Progress on GBR Future Welcomed

The peak representative body for Queensland minerals and energy exporters has welcomed the release overnight by UNESCO’s World Heritage Committee (WHC) of a draft decision on current and future management of the Great Barrier Reef World Heritage property.

Queensland Resources Council Chief Executive Michael Roche congratulated the Australian and Queensland governments for their work to date in progressing a holistic long-term plan for conservation of the Great Barrier Reef’s outstanding universal values.

It is of note that despite scaremongering by environmental activists that next month’s World Heritage Committee meeting would declare the Great Barrier Reef Marine Park ‘in danger’, the draft decision welcomes the progress made to date,” Mr Roche said.

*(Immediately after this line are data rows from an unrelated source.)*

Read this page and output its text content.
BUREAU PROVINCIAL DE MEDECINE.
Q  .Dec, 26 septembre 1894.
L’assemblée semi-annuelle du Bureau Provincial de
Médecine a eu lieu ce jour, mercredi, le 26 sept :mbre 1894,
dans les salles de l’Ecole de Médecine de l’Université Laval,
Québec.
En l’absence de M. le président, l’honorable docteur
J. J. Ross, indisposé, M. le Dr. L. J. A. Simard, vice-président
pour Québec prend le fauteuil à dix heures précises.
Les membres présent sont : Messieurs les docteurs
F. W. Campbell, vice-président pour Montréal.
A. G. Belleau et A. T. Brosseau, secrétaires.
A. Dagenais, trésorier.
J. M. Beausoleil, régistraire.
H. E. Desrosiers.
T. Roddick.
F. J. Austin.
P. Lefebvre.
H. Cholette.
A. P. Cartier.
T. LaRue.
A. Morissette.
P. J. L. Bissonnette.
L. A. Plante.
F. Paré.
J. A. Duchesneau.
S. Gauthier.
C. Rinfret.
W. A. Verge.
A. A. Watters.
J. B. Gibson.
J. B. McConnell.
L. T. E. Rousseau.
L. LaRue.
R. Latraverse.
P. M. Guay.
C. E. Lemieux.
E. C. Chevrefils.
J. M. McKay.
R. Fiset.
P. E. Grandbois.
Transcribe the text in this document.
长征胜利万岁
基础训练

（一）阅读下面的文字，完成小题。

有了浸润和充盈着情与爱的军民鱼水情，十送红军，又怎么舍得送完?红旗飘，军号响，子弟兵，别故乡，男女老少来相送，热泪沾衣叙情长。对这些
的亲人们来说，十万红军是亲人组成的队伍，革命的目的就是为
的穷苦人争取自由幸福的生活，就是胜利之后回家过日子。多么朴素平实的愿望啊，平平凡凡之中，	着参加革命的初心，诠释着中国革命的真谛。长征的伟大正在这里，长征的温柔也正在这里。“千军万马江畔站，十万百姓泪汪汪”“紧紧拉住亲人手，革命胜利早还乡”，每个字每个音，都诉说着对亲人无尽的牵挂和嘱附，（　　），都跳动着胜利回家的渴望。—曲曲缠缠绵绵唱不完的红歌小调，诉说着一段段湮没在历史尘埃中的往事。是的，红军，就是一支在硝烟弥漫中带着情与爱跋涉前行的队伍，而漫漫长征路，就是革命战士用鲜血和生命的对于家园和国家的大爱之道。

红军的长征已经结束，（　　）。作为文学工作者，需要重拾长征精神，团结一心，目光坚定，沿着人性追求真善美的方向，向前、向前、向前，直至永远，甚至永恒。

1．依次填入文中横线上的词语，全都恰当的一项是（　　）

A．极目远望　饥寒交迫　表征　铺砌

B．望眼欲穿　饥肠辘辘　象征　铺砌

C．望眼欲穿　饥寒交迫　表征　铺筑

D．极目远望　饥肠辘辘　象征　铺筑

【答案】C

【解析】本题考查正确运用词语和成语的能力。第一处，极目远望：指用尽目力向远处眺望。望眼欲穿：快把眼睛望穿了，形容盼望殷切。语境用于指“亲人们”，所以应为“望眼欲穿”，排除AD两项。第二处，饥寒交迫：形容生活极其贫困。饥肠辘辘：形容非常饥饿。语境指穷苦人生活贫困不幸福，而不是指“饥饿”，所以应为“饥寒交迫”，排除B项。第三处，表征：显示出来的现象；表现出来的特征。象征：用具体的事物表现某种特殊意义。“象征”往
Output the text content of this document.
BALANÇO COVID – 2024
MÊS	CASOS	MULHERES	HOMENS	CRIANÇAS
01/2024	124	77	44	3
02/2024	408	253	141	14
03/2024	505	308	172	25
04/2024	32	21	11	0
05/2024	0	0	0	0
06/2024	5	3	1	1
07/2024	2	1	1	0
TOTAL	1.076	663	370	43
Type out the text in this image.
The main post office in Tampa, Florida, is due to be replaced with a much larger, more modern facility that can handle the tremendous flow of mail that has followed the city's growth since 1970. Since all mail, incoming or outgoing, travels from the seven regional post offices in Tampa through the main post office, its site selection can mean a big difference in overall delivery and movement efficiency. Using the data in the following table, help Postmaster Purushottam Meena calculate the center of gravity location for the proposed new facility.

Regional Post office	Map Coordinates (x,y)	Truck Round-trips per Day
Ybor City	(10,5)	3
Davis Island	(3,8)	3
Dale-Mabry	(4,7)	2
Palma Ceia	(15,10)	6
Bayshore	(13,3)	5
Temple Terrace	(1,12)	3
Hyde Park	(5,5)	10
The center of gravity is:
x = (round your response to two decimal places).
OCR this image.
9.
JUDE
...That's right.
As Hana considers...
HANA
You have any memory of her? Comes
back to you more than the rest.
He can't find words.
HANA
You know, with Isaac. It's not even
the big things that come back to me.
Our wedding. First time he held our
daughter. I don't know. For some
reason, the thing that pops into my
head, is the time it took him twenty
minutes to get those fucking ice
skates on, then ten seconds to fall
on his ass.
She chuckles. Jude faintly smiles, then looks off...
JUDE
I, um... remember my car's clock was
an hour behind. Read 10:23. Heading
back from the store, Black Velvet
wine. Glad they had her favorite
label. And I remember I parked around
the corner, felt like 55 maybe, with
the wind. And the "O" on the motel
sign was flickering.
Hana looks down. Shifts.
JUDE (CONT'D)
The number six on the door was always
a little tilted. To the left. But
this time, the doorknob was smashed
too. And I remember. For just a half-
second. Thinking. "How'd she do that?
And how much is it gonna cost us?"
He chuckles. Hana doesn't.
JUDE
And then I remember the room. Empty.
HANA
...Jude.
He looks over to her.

The WHC also welcomed the release of a Reef Scientific Consensus Statement in 2013 that states:

“Declining marine water quality, influenced by terrestrial runoff, is recognised as one of the most significant threats to the long-term health of the Great Barrier Reef. Management of this issue will improve ecosystem resilience to other pressures including those associated with a changing climate.”

The Consensus Statement goes on to say that that compared with terrestrial runoff, the impacts of ports and shipping are ‘relatively small’.

In relation to future port management along 2,300 kilometres of coastline adjacent to the marine park, Mr Roche said the Cumulative Impact Assessment prepared by Abbot Point coal terminal expansion proponents had created a scientific benchmark to inform government decision-makers.

The comprehensive approach of detailing and accumulating multiple environmental impacts of port expansions gave the Federal Environment Minister the scientific evidence he needed to approve the proposal with strict conditions,” he said.

The Abbot Point assessment included a study on options for the removal of sediment from the site of the proposed terminal expansion.

“It concluded that underwater relocation in a like environment some 40 kilometres distant from the reef would minimise environmental impacts.”

Mr Roche said almost 80 percent of Queensland’s resources and agricultural exports moved through established ports adjacent to the Great Barrier Reef Marine Park, and were worth $40 billion in 2011-12.

Ecologically sustainable development is essential to the well-being of the reef and the Australian economy and what we are seeing in this draft decision is the encouragement of the international community to keep working towards that goal,” he said.

However, Mr Roche said he was surprised at the draft decision comments about the work of the Federal and Queensland Governments towards a bilateral agreement on environmental approvals.

Such a bilateral agreement is about removing unnecessary duplication of processes, but will not in any way result in a lowering of the standard of environmental safeguards,” he said.